Although the two differential signals are each other’s backflow path, cross-segmentation will not cut the backflow of the signal, but the transmission line across the segmented part will cause impedance discontinuity due to the lack of reference plane (as shown in the arrow in the figure, where GND1 and GND2 are adjacent ground planes or LVDS).


8. Explanation of each parameter in the PADS LAYOUT middle-level definition TAB:

Three commonly used semi-cured sheet technical indicators

Coating said coating layer if there is no coating layer, the thickness of 0, dielectric (dielectric constant) fill 1 (air).

Substrate refers to the substrate layer, that is, the dielectric layer, which is generally fr-4. The thickness is calculated by impedance calculation software, and the dielectric constant is 4.2 (when the frequency is less than 1GHz).

Click Weight(Oz) to set the thickness of the copper, which determines the thickness of the wire.


9. Concept of Prepreg/Core for insulation layer:

PP (PrePREg) is a kind of medium material, which is composed of glass fiber and epoxy resin. The core is actually a PP type medium, except that its two sides are covered with copper foil, while PP is not. When making multilayer boards, core and PP are usually used together, and PP is used to bond between core and core.


10. Matters needing attention in PCB lamination design:


(1) Warping problem


The laminated design of PCB should be symmetrical, that is, the medium thickness and copper thickness of each layer are symmetrical. Take the six-layer plate for example, the medium thickness of top-GND and bottom-Power is the same as the copper thickness, and the medium thickness of GND-L2 and L3-Power is the same as the copper thickness. So that you don’t warp when you laminate.


(2) The signal layer should be tightly coupled with the adjacent reference plane (that is, the medium thickness between the signal layer and the adjacent copper coating layer should be small); Copper for power and copper for ground should be tightly coupled.

(3) In the case of very high speed, extra layers can be added to isolate the signal layer, but it is recommended not to isolate multiple power layers, as this may cause unnecessary noise interference.

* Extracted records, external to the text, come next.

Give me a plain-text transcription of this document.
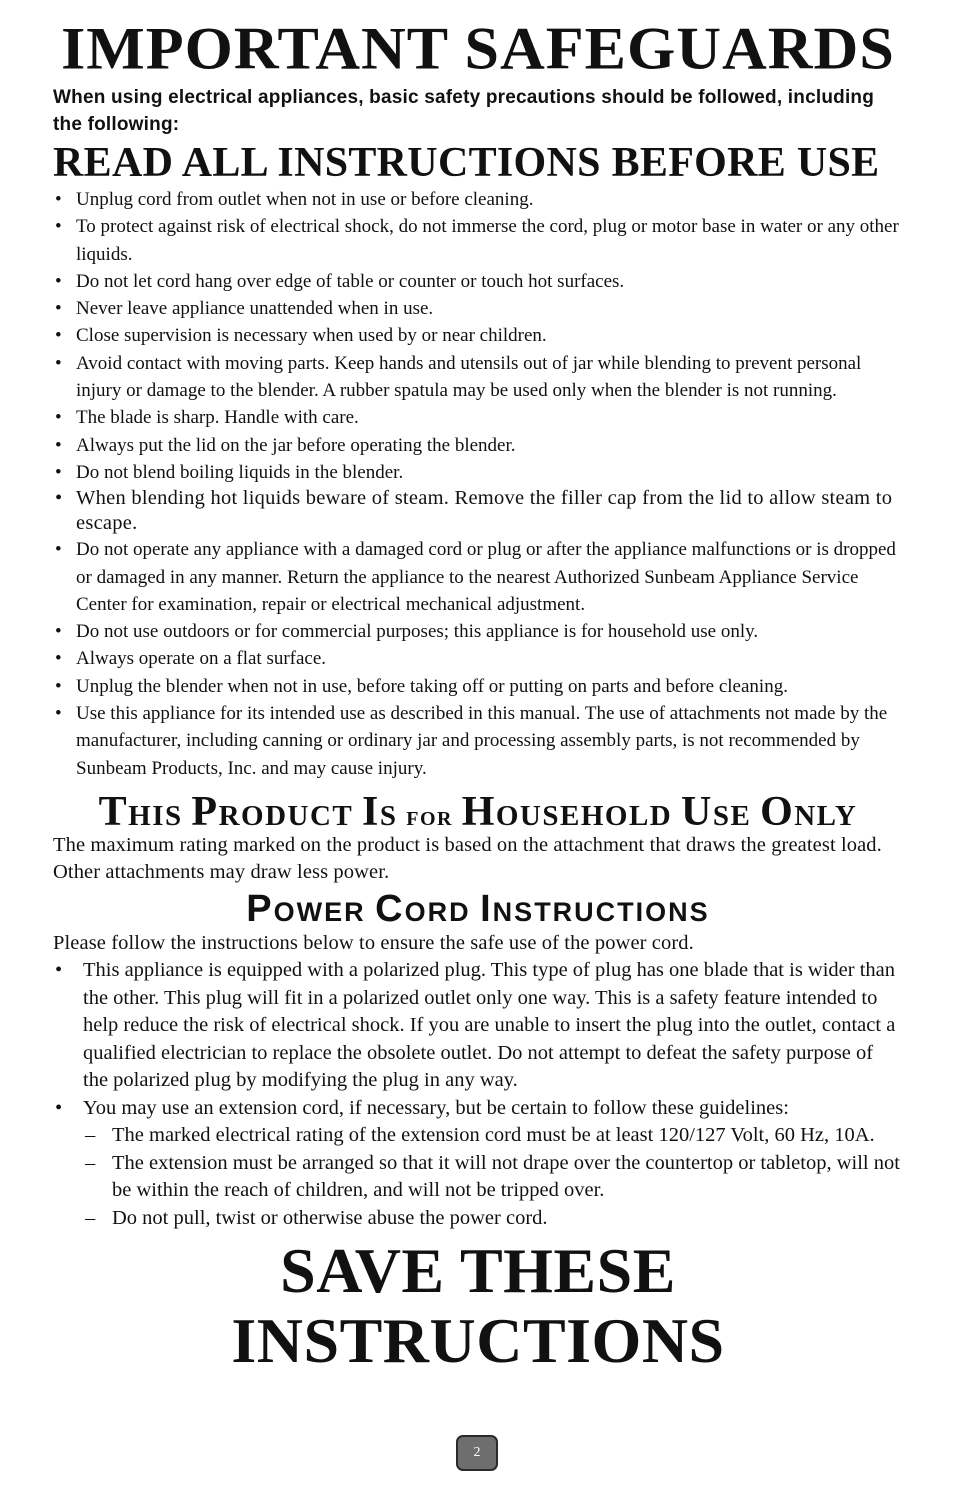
IMPORTANT SAFEGUARDS

When using electrical appliances, basic safety precautions should be followed, including the following:

READ ALL INSTRUCTIONS BEFORE USE
• Unplug cord from outlet when not in use or before cleaning.
• To protect against risk of electrical shock, do not immerse the cord, plug or motor base in water or any other liquids.
• Do not let cord hang over edge of table or counter or touch hot surfaces.
• Never leave appliance unattended when in use.
• Close supervision is necessary when used by or near children.
• Avoid contact with moving parts. Keep hands and utensils out of jar while blending to prevent personal injury or damage to the blender. A rubber spatula may be used only when the blender is not running.
• The blade is sharp. Handle with care.
• Always put the lid on the jar before operating the blender.
• Do not blend boiling liquids in the blender.
• When blending hot liquids beware of steam. Remove the filler cap from the lid to allow steam to escape.
• Do not operate any appliance with a damaged cord or plug or after the appliance malfunctions or is dropped or damaged in any manner. Return the appliance to the nearest Authorized Sunbeam Appliance Service Center for examination, repair or electrical mechanical adjustment.
• Do not use outdoors or for commercial purposes; this appliance is for household use only.
• Always operate on a flat surface.
• Unplug the blender when not in use, before taking off or putting on parts and before cleaning.
• Use this appliance for its intended use as described in this manual. The use of attachments not made by the manufacturer, including canning or ordinary jar and processing assembly parts, is not recommended by Sunbeam Products, Inc. and may cause injury.
This Product Is for Household Use Only

The maximum rating marked on the product is based on the attachment that draws the greatest load. Other attachments may draw less power.

Power Cord Instructions

Please follow the instructions below to ensure the safe use of the power cord.

• This appliance is equipped with a polarized plug. This type of plug has one blade that is wider than the other. This plug will fit in a polarized outlet only one way. This is a safety feature intended to help reduce the risk of electrical shock. If you are unable to insert the plug into the outlet, contact a qualified electrician to replace the obsolete outlet. Do not attempt to defeat the safety purpose of the polarized plug by modifying the plug in any way.
• You may use an extension cord, if necessary, but be certain to follow these guidelines:
– The marked electrical rating of the extension cord must be at least 120/127 Volt, 60 Hz, 10A.
– The extension must be arranged so that it will not drape over the countertop or tabletop, will not be within the reach of children, and will not be tripped over.
– Do not pull, twist or otherwise abuse the power cord.
SAVE THESE INSTRUCTIONS
2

(4) Typical laminated design layer distribution is shown in the following table:

The Intermediate layer of the PADS LAYOUT defines the explanation of each parameter

(5) General principles of layering:


Below the component surface (the second layer) is the ground plane, which provides the device shielding layer and the reference plane for the top-level wiring;

All signal layers should be adjacent to the ground plane as far as possible;

Try to avoid the two signal layers directly adjacent;

The main power supply should be adjacent to it as far as possible;

The laminated structure is symmetrical.


For the floor arrangement of the motherboard, it is difficult for the existing motherboard to control the parallel long-distance wiring, for the board level operating frequency above 50MHZ

(The following situations of 50MHZ can be referred to and appropriately relaxed). The arrangement principle is suggested:

Component surface and welding surface are complete ground plane (shielding);

No adjacent parallel wiring layer;

All signal layers should be adjacent to the ground plane as far as possible;

The key signal is adjacent to the stratum and does not cross the segmentation zone.